Una nuova chiusura eccellente colpisce uno dei principali locali della movida romana. L’Opus Club, situato in via Giuseppe Sacconi al Flaminio, è stato chiuso il 14 marzo dagli agenti della divisione amministrativa della Questura, a seguito di un controllo. Durante l’ispezione, sono emerse irregolarità nelle misure di sicurezza e gravi criticità nei servizi igienici, con i bagni che versavano in condizioni igieniche inaccettabili.
Le violazioni riscontrate
Gli agenti hanno accertato diverse violazioni delle norme sui luoghi di lavoro, evidenziando in particolare l’assenza di requisiti fondamentali per garantire la sicurezza dei frequentatori. Tra le problematiche riscontrate, oltre alle condizioni igieniche precarie dei bagni, è stata sottolineata anche una gestione approssimativa della sicurezza all’interno del locale. Questo intervento rientra nell’ambito dei controlli sempre più intensi da parte delle forze dell’ordine sui locali della movida romana.
Il Flaminio sotto pressione
L’Opus Club non è nuovo alle polemiche. Da anni, infatti, i residenti del quartiere Flaminio denunciano disagi e disturbo della quiete pubblica. In particolare, la movida notturna che ruota attorno al club ha suscitato malumori tra i cittadini, con segnalazioni di traffico, file, e schiamazzi durante il weekend. Le serate, infatti, attirano centinaia di giovani, generando problematiche anche per la sicurezza stradale e l’ordine pubblico.

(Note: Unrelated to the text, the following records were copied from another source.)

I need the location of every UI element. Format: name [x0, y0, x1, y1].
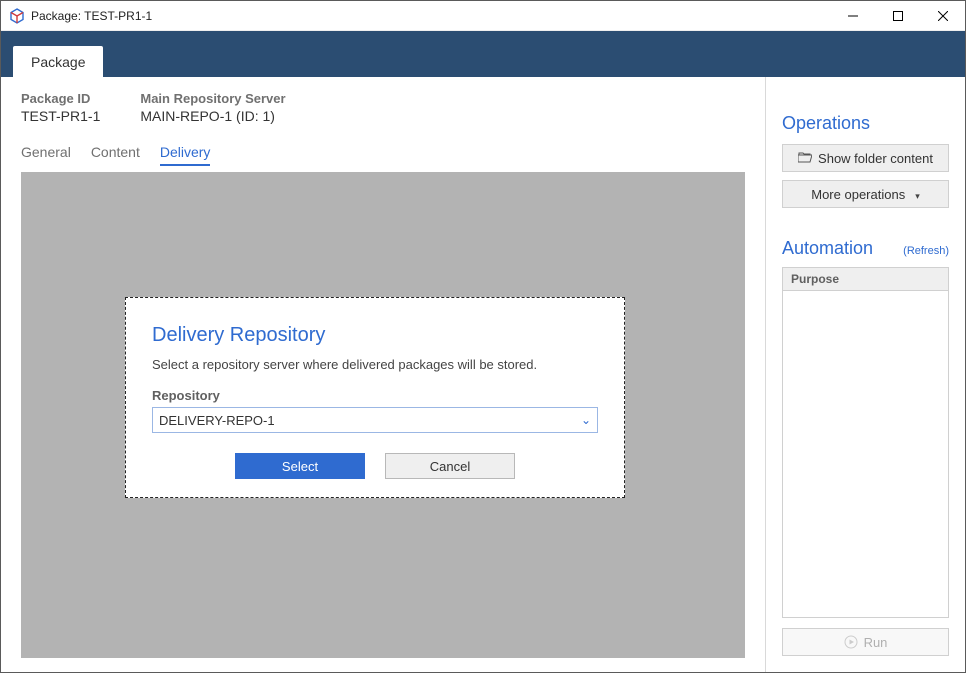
show-folder-content-button[interactable]: Show folder content [782, 144, 949, 172]
header-band: Package [1, 31, 965, 77]
package-id-label: Package ID [21, 91, 100, 106]
refresh-link[interactable]: (Refresh) [903, 245, 949, 257]
cancel-button[interactable]: Cancel [385, 453, 515, 479]
minimize-button[interactable] [830, 1, 875, 31]
package-id-block: Package ID TEST-PR1-1 [21, 91, 100, 124]
window-title: Package: TEST-PR1-1 [31, 9, 152, 23]
play-icon [844, 635, 858, 649]
content-row: Package ID TEST-PR1-1 Main Repository Se… [1, 77, 965, 672]
automation-grid-body [782, 291, 949, 618]
automation-grid-header: Purpose [782, 267, 949, 291]
delivery-repository-dialog: Delivery Repository Select a repository … [125, 297, 625, 498]
repository-select-value: DELIVERY-REPO-1 [159, 413, 275, 428]
show-folder-label: Show folder content [818, 151, 933, 166]
folder-open-icon [798, 151, 812, 166]
select-button[interactable]: Select [235, 453, 365, 479]
automation-heading: Automation [782, 238, 873, 259]
tab-delivery[interactable]: Delivery [160, 144, 211, 166]
tab-general[interactable]: General [21, 144, 71, 166]
main-repo-label: Main Repository Server [140, 91, 285, 106]
more-operations-button[interactable]: More operations [782, 180, 949, 208]
more-operations-label: More operations [811, 187, 905, 202]
caret-down-icon [911, 187, 920, 202]
repository-label: Repository [152, 388, 598, 403]
tab-package[interactable]: Package [13, 46, 103, 78]
chevron-down-icon: ⌄ [581, 413, 591, 427]
close-button[interactable] [920, 1, 965, 31]
window-controls [830, 1, 965, 31]
maximize-button[interactable] [875, 1, 920, 31]
left-pane: Package ID TEST-PR1-1 Main Repository Se… [1, 77, 765, 672]
run-button[interactable]: Run [782, 628, 949, 656]
tab-content[interactable]: Content [91, 144, 140, 166]
titlebar: Package: TEST-PR1-1 [1, 1, 965, 31]
dialog-title: Delivery Repository [152, 324, 598, 347]
repository-select[interactable]: DELIVERY-REPO-1 ⌄ [152, 407, 598, 433]
column-purpose: Purpose [791, 272, 839, 286]
main-repo-value: MAIN-REPO-1 (ID: 1) [140, 108, 285, 124]
automation-header: Automation (Refresh) [782, 238, 949, 259]
right-pane: Operations Show folder content More oper… [765, 77, 965, 672]
package-id-value: TEST-PR1-1 [21, 108, 100, 124]
inner-tabs: General Content Delivery [21, 144, 765, 166]
dialog-buttons: Select Cancel [152, 453, 598, 479]
meta-row: Package ID TEST-PR1-1 Main Repository Se… [21, 91, 765, 124]
app-icon [9, 8, 25, 24]
main-repo-block: Main Repository Server MAIN-REPO-1 (ID: … [140, 91, 285, 124]
package-window: Package: TEST-PR1-1 Package Package ID T… [0, 0, 966, 673]
run-label: Run [864, 635, 888, 650]
dialog-description: Select a repository server where deliver… [152, 357, 598, 372]
delivery-tab-body: Delivery Repository Select a repository … [21, 172, 745, 658]
operations-heading: Operations [782, 113, 949, 134]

Inoltre, il quartiere è stato teatro di numerosi episodi di violenza e atti vandalici durante le ore notturne, tra cui risse e il consumo eccessivo di alcol.
La storia travagliata dell’Opus Club
L’Opus Club, che si trova nell’ex cinema Capitol, ha visto un crescendo di tensioni fin dal suo trasformarsi in discoteca. Nel 2024, il locale era stato chiuso per otto giorni dal Questore a seguito di gravi episodi di violenza e aggressioni. Alla riapertura, un accoltellamento ha coinvolto due ragazze, ferite durante una delle serate. Le problematiche legate alla sicurezza e alla gestione del locale sono quindi note da tempo, e la nuova chiusura rappresenta solo l’ultimo capitolo di una storia controversa.
Le chiusure dei locali della movida romana
La chiusura dell’Opus Club si inserisce in un contesto di crescente attenzione da parte delle autorità sui locali notturni di Roma. Negli ultimi mesi, sono stati numerosi i sigilli applicati a locali della movida, come la discoteca abusiva a San Lorenzo, chiusa il 14 marzo, e la storica discoteca Piper, chiusa a gennaio a causa di irregolarità negli impianti e dei rischi per la sicurezza. I controlli sono stati intensificati anche a seguito della tragedia di Crans Montana, in Svizzera, dove sei cittadini italiani hanno perso la vita in un incendio all’interno di una discoteca.